Production. With art direction by Nikko and production by Energy Project, as always the campaign achieves an almost perfect balance between play and formality, virtue and irreverence.

It will be launched worldwide in August on billboards, in double pages, in-store materials, collectible catalogues and stunning posters.

1 typical Neapolitan recipe

2 famous Neapolitan folk song

3 “women” in local dialect

4 a character of Neapolitan folk imagery, halfway between an  avenger and a gangster with his own code of honour

5 Neapolitan song

Terry Richardson

Terry Richardson was born in New York at the height of the Swinging Sixties and, in a way, he was destined to become a photographer from birth. For years his mother, Annie Lomax, was a fashion designer. Together with Helmut Newton and Richard Avedon his well-known father, Bob Richardson, had a hand in revolutionising fashion photography in the Seventies.

It was his mother who gave him his first small camera. He snapped everything about him in the brashest, freest way possible. Among his subjects were his rocker friends in Ojai, California, where he was still living; together they formed a band whose initials “SSA” (Signal Street Alcoholics) are still tattooed on his chest.

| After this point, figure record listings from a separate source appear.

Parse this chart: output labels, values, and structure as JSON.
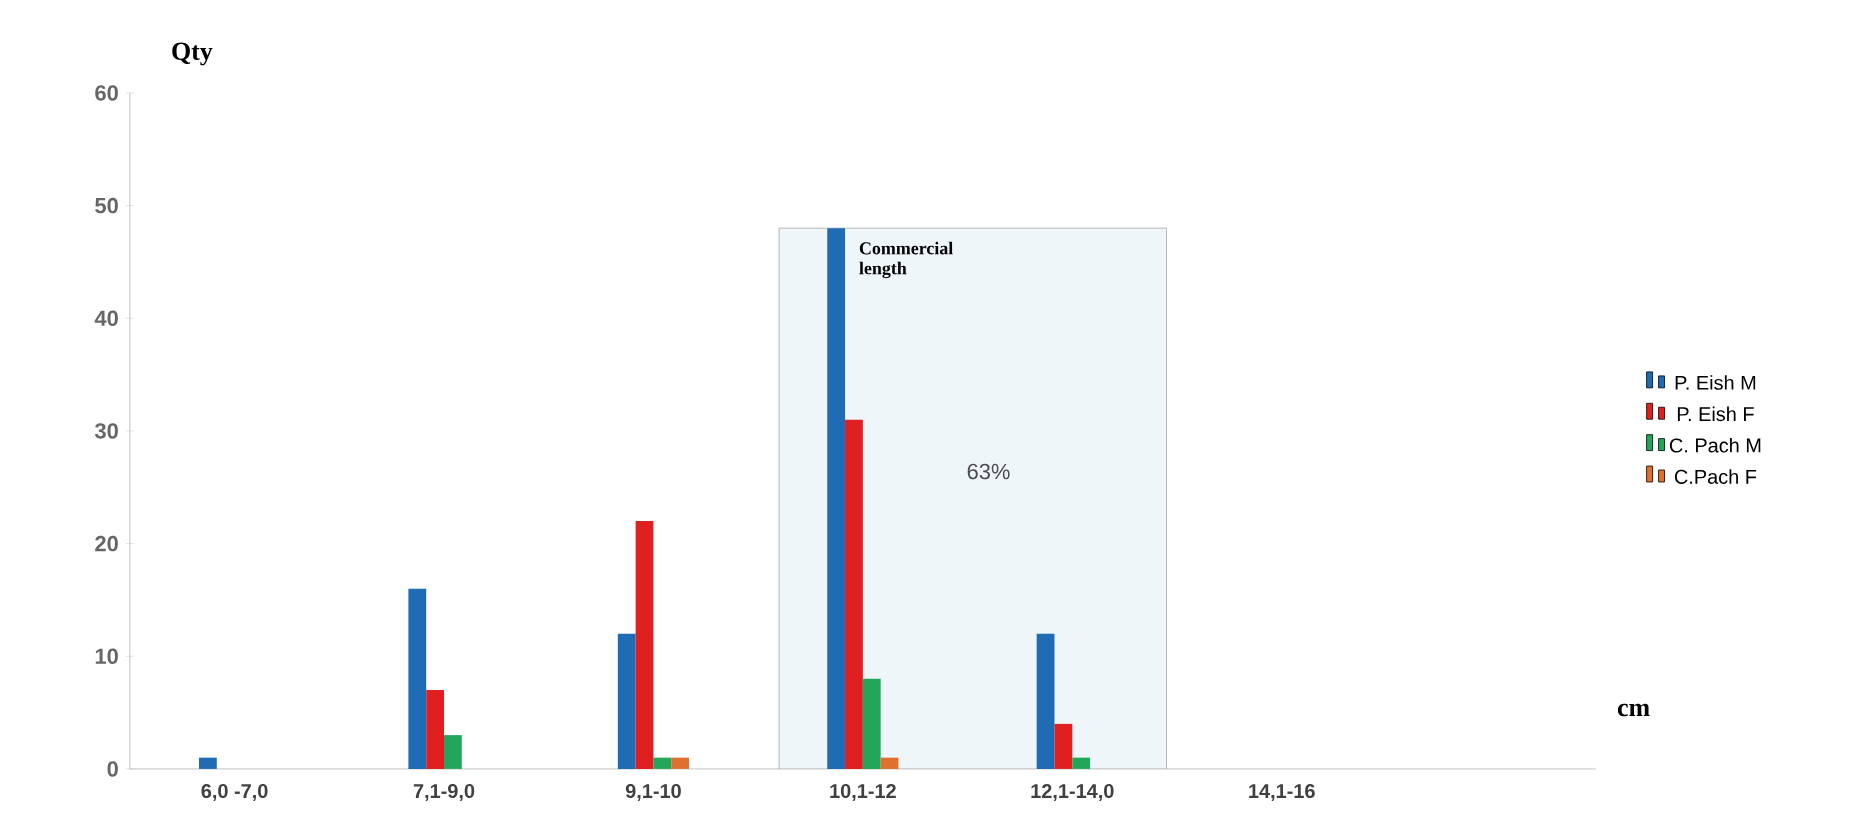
{
  "chart_data": {
    "type": "bar",
    "ylabel": "Qty",
    "xlabel": "cm",
    "categories": [
      "6,0 -7,0",
      "7,1-9,0",
      "9,1-10",
      "10,1-12",
      "12,1-14,0",
      "14,1-16",
      null
    ],
    "series": [
      {
        "name": "P. Eish M",
        "color": "#1f6bb4",
        "values": [
          1,
          16,
          12,
          48,
          12,
          0,
          0
        ]
      },
      {
        "name": "P. Eish F",
        "color": "#e02020",
        "values": [
          0,
          7,
          22,
          31,
          4,
          0,
          0
        ]
      },
      {
        "name": "C. Pach M",
        "color": "#22a65a",
        "values": [
          0,
          3,
          1,
          8,
          1,
          0,
          0
        ]
      },
      {
        "name": "C.Pach F",
        "color": "#e07030",
        "values": [
          0,
          0,
          1,
          1,
          0,
          0,
          0
        ]
      }
    ],
    "ylim": [
      0,
      60
    ],
    "yticks": [
      0,
      10,
      20,
      30,
      40,
      50,
      60
    ],
    "bands": [
      {
        "axis": "x",
        "from": "10,1-12",
        "to": "12,1-14,0",
        "label": "Commercial length",
        "color": "#eef6fa"
      }
    ],
    "annotations": [
      "63%"
    ],
    "legend": "right",
    "grid": false
  }
}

He photographed himself and others with a natural, impromptu, shameless manual dexterity.

The seeds of his style had already been sown: bold, aggressive, uninhibited, sometimes verging on pulp, imbued with explicit eroticism with no metaphors but with a good dose of self-irony that takes off the edge. Sometimes the rawness of his style can be disturbing but it leaps out at you from the glossy pages of fashion magazines and from street hoardings, and it fascinates and allures those who frequent Richardson.

Some consider him a modern Newton. Using a play on words which mixes his love for rock and photography he describes himself as a rockographer. His technique is to have no technique: the lens is his eyes, his charisma, his ability to elicit flashes of truth – of any kind – from himself and anyone else. There’s no trickery or trappings: there’s just him and his two tourist cameras - one in each hand – with his unquenchable thirst for life’s emotions and a craving to get them on film.

He has created and continues to create advertising campaigns for the biggest fashion brands. He works for the leading fashion magazines: Vogue France, Vogue UK, Harper’s Bazaar, Allure. He has photographed some of the most beautiful and envied women in the world: Faye Dunaway, Catherine Deneuve, Sharon Stone.

Since 1997 he and Nikko Amandonico have worked together on Sisley’s advertising campaigns which he shoots with his two instant cameras: crazy stories, published every season in Diaries which have become youth cult objects.

His dream is to make a film, maybe about himself, as he recently revealed on the pages of New York Magazine. Actually his dream has partially come true. It’s no secret that he’s already used a video camera to shoot music videos for Death, Primal Scream and Jon Spencer Blues Explosion. Who knows, perhaps we’ll soon see him flaunt his amazing handlebar moustache and bare his mysterious tattoos on the silver screen. It’s the least we can expect of him.